Pichler zum Hintergrund dieses auf den ersten Blick paradoxen Phänomens: "Solche Eingriffe bringen die soziale Struktur in Wolfsrudeln durcheinander. Der Abschuss eines Elterntieres kann beispielsweise dazu führen, dass Wölfe ihr Jagdverhalten ändern und die jüngeren, unerfahreneren Wölfe dann auf leichter zu erbeutende Tiere wie ungeschützte Schafe ausweichen". Abschüsse könnten dazu führen, dass die Anzahl der Risse in Folge sogar stiegen.

Mehr Schutz für Herden

Zudem gab der Umweltschützer zu bedenken, dass solche Zonen nicht zwangsläufig lange wolfsfrei bleiben müssen. Denn Wölfe können bis zu 1.000 Kilometer weit wandern. Immer wieder würden dann Einzeltiere aus umliegenden Regionen diese Gebiete besuchen. Zudem würden derartige Zonen geltendem EU-Naturschutzrecht widersprechen.

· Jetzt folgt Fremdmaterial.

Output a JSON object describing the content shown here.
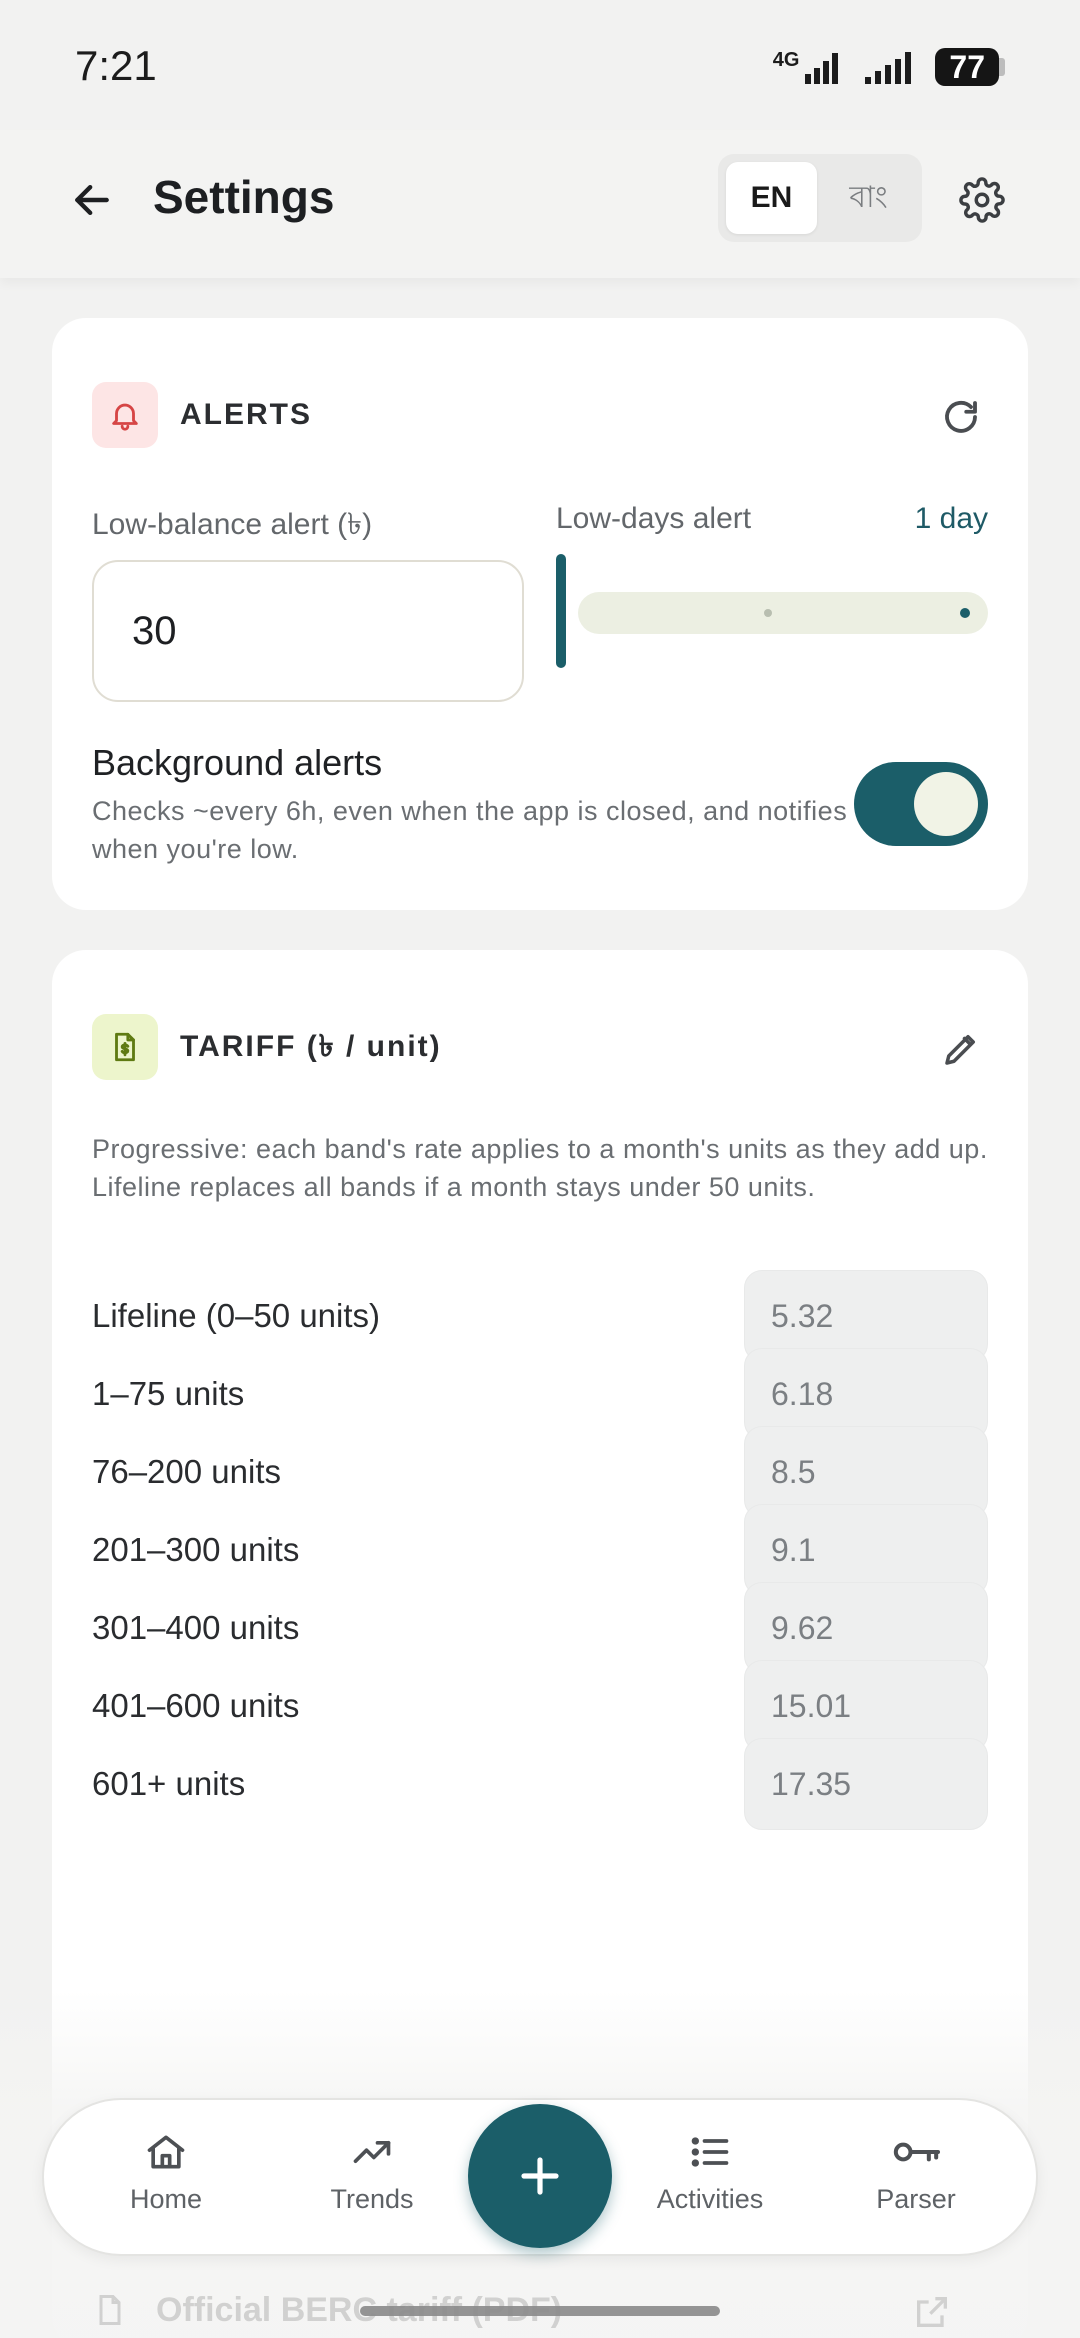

"Wenn man eine populistische Forderung immer wieder wiederholt, wird sie deswegen nicht wahrer", so Pichler. Die einzige wirksame Methode zum Schutz von Schafen sei der Herdenschutz. Zumindest in diesem Punkt dürfte sich eine gemeinsame Basis von Viehhaltern und Artenschützern finden lassen: Der Tiroler Schafzuchtverband hatte im Zuge der Debatte auch darauf hingewiesen, dass es bald keine Hirten mehr gebe. "Es finden sich einfach keine Idealisten mehr. Das führt dazu, dass die Tiere nicht die notwendige Versorgung bekommen." (APA, red, 1. 9. 2017)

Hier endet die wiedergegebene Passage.